これらのトラブル事例は採用現場では良く発生している事例です。

遭遇してしまったら以下の対応を考えましょう。

求人広告や労働契約書と実際の仕事内容が違った場合の対応策

求人広告や労働契約書と実際の仕事内容が違った場合の対応策

求人広告と実際の仕事内容が違った場合、以下の対応策を講じましょう。

上司や人事担当者に相談する

入社して間もないと相談し辛いですが、ストレスを抱え続けて仕事をしていくことはさらに辛い事です。

許容範囲を超えた場合は勇気をもって相談することは必要です。

労働局や労基署に相談する

社労士

まずは労働局に相談するのが良いでしょう。
公的機関なので無料で対応してもらえます。

お住まいの各エリアに労働局の総合労働相談コーナーがありますが、電話相談窓口も利用できます。

労働条件相談ほっとライン:0120-811-610

社労士

まずは電話で相談してみましょう。

転職を検討する

問題が生じた場合、会社との信頼関係は損なわれがちです。

労働条件が改善されたとしても、同じ職場での勤務が困難になることは珍しくありません。

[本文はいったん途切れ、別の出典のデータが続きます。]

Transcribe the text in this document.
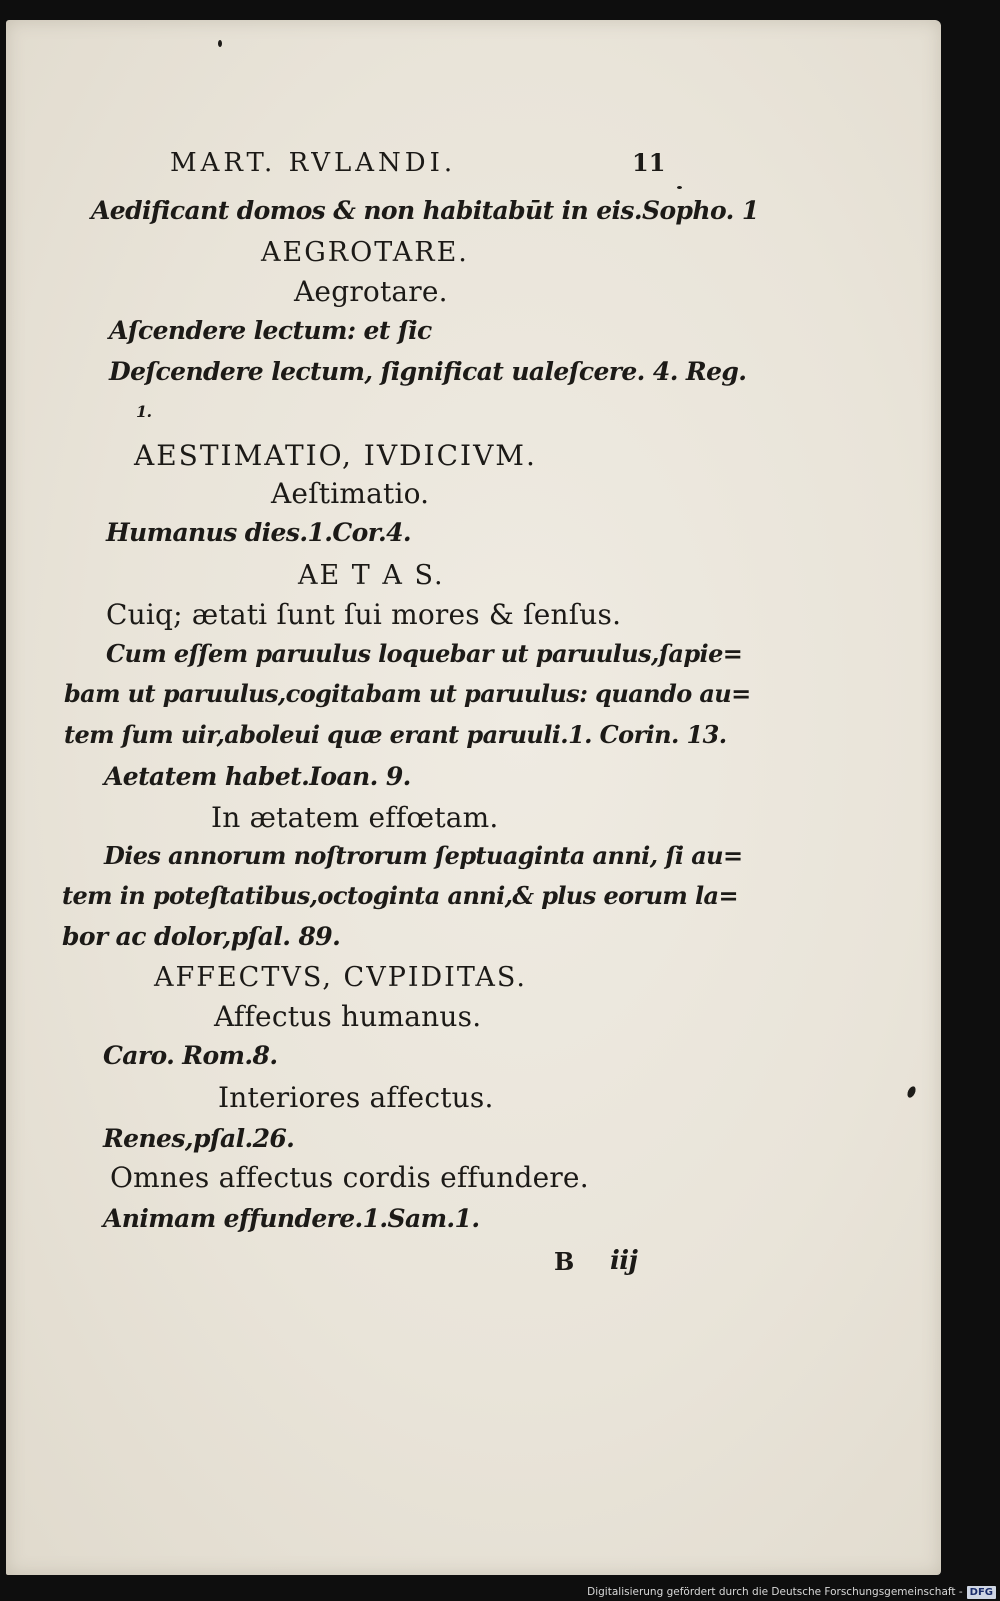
MART. RVLANDI.	11
Aedificant domos & non habitabūt in eis.Sopho. 1
AEGROTARE.
Aegrotare.
Aſcendere lectum: et ſic
Deſcendere lectum, ſignificat ualeſcere. 4. Reg.
1.
AESTIMATIO, IVDICIVM.
Aeſtimatio.
Humanus dies.1.Cor.4.
AE T A S.
Cuiq; ætati ſunt ſui mores & ſenſus.
Cum eſſem paruulus loquebar ut paruulus,ſapie=
bam ut paruulus,cogitabam ut paruulus: quando au=
tem ſum uir,aboleui quæ erant paruuli.1. Corin. 13.
Aetatem habet.Ioan. 9.
In ætatem effœtam.
Dies annorum noſtrorum ſeptuaginta anni, ſi au=
tem in poteſtatibus,octoginta anni,& plus eorum la=
bor ac dolor,pſal. 89.
AFFECTVS, CVPIDITAS.
Affectus humanus.
Caro. Rom.8.
Interiores affectus.
Renes,pſal.26.
Omnes affectus cordis effundere.
Animam effundere.1.Sam.1.
B iij
Digitalisierung gefördert durch die Deutsche Forschungsgemeinschaft - DFG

苦しい状況が続くなら、転職を考えることも一つの選択肢です。

社労士

今は売り手市場です。
良い企業の求人情報はたくさんありますよ

まとめ

入社後に「こんなはずじゃなかった」と後悔しないためには、求人広告を慎重に読み解き、労働契約書の内容をしっかり確認することが重要です。

またトラブルが発生した場合は、適切な対応策を講じることでストレスなく早期に解決することができます。

納得のいく転職ができるように正しい知識を事前に身につけておきましょう。